François Hollande : à contre sens

À l’occasion de la rentrée politique du gouvernement, François Hollande a accordé une interview au journal Le Monde ce mercredi 20 août. Alors que celui-ci y brasse plus ou moins tous les sujets d’actualité, le président s’obstine à considérer que le travail serait un coût et refuse de tirer le bilan de sa politique. Une politique qui a déjà offert au patronat 220 milliards d’euros – via le Pacte de responsabilité et le CICE – payés par les salariés. Pour la CGT, cette politique ne peut plus durer. Pour le président, elle doit être poursuivie et accélérée.

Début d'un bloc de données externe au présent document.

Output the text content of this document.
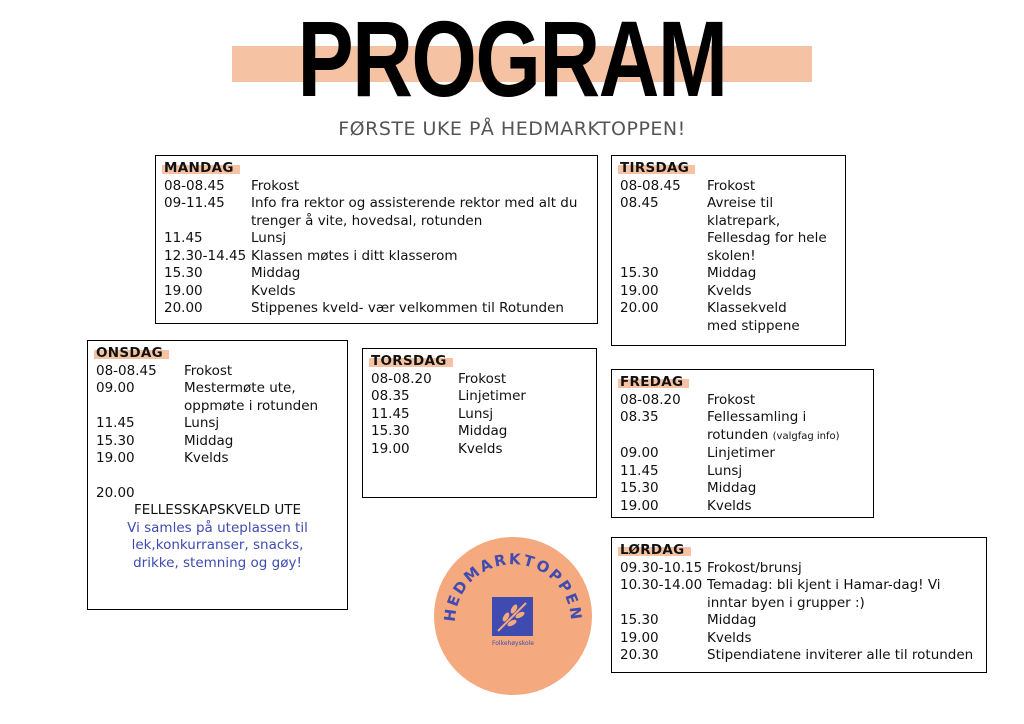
PROGRAM
FØRSTE UKE PÅ HEDMARKTOPPEN!
MANDAG
08-08.45	Frokost
09-11.45	Info fra rektor og assisterende rektor med alt du trenger å vite, hovedsal, rotunden
11.45	Lunsj
12.30-14.45 Klassen møtes i ditt klasserom
15.30	Middag
19.00	Kvelds
20.00	Stippenes kveld- vær velkommen til Rotunden
TIRSDAG
08-08.45	Frokost
08.45	Avreise til klatrepark, Fellesdag for hele skolen!
15.30	Middag
19.00	Kvelds
20.00	Klassekveld med stippene
ONSDAG
08-08.45	Frokost
09.00	Mestermøte ute, oppmøte i rotunden
11.45	Lunsj
15.30	Middag
19.00	Kvelds
20.00
FELLESSKAPSKVELD UTE
Vi samles på uteplassen til lek,konkurranser, snacks, drikke, stemning og gøy!
TORSDAG
08-08.20	Frokost
08.35	Linjetimer
11.45	Lunsj
15.30	Middag
19.00	Kvelds
FREDAG
08-08.20	Frokost
08.35	Fellessamling i rotunden (valgfag info)
09.00	Linjetimer
11.45	Lunsj
15.30	Middag
19.00	Kvelds
LØRDAG
09.30-10.15 Frokost/brunsj
10.30-14.00 Temadag: bli kjent i Hamar-dag! Vi inntar byen i grupper :)
15.30	Middag
19.00	Kvelds
20.30	Stipendiatene inviterer alle til rotunden
HEDMARKTOPPEN
Folkehøyskole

« À ceux qui disent qu’il faut revoir la stratégie alors même que les mesures viennent tout juste d’être votées, je réponds que toute godille ou tout zigzag rendrait incompréhensible notre politique et ne produirait pas de résultats. (…) La crédibilité c’est de ne pas rester immobile. C’est de s’adapter aux circonstances mais aussi de rester cohérent. »

François Hollande – 20.08.14 –

Nier le besoin d’augmenter les salaires (revendication principale des salariés) et ne faire reposer l’augmentation du pouvoir d’achat que sur une baisse de la fiscalité des ménages est la démonstration de l’absence totale de prise en compte des attentes et des réalités vécues par les salariés.

Déjà, lors de la conférence sociale de juillet 2014, le président de la République avait refusé d’entendre les 94 exigences et les 5 priorités formulées par la CGT. Pourtant, elles permettraient de mettre fin à l’austérité et de renouer avec la croissance.

Présente lors de la première journée de la Conférence sociale 2014, la CGT avait décidé de ne pas participer aux tables rondes de la seconde journée de la Conférence (juillet 2014).

Ces priorités sont :

- Revaloriser le SMIC, l’indice des salaires dans la Fonction Publique, les pensions et les minimas sociaux ;

- Etablir un calendrier d’ouverture des négociations dans les branches professionnelles sur les grilles de qualifications ;

- Mettre en œuvre une véritable démocratie sociale qui permettra aux salariés de pouvoir bénéficier d’un droit d’expression direct et collectif sur leur travail quelle que soit la taille de l’entreprise ;

- Relancer l’emploi par l’investissement industriel au travers du plan d’investissement porté par la Confédération Européenne des Syndicats ;

- Contrôler les aides publiques accordées aux entreprises en les réorientant sur l’emploi et l’investissement.

Hollande et la course effrénée à la compétitivité

Ce n’est pas un secret, le président de la République est convaincu que la compétitivité de l’économie française est la clé de la situation. Alors que les « frondeurs » tentent de profiter des mauvais chiffres de la croissance pour infléchir enfin la politique de l’exécutif, Manuel Valls n’a pas hésité à les a qualifier « d’irresponsables », assurant qu’il était « hors de question de changer de politique ». Parallèlement, alors que le gouvernement est en passe de renouveler des cadeaux fiscaux aux entreprises, la France est sacrée championne des versements de dividendes … En effet, selon une dernière étude, les entreprises françaises ont accordé 40,7 milliards de dollars à leurs actionnaires (augmentation de 30% en 1 an), plaçant l’hexagone en seconde position sur le podium après les Etats-Unis. C’est oublier que le coût du capital est un véritable frein à la relance de l’économie, qu’il demeure de l’argent improductif servant simplement à le nourrir, ainsi qu’à nourrir la finance.

« J’ai fixé un cap, c’est celui du pacte de responsabilité. L’objectif est clair : moderniser notre économie en améliorant la compétitivité et en soutenant l’investissement comme l’emploi. Aujourd’hui, ce n’est pas parce que la conjoncture est plus difficile en France et en Europe que nous devons y renoncer. Au contraire, nous devons aller plus vite et plus loin. »

François Hollande – 20.08.14 –

Pour toutes ces raisons, à l’initiative de la CGT de Charente-Maritime, des militants feront entendre leur voix, avec l’organisation d’une contre conférence sociale, le 30 août lors de l’Université d’été du PS à la Rochelle. Devant l’entêtement du chef de l’Etat et de son gouvernement, la CGT réaffirmera la nécessité que les salariés, les retraités et les privés d’emplois se mobilisent massivement dans l’unité la plus large. D’autant plus que pour sa rentrée gouvernementale, le président de la République a annoncé qu’il veut « accélérer les réformes pour relever le niveau de la croissance”.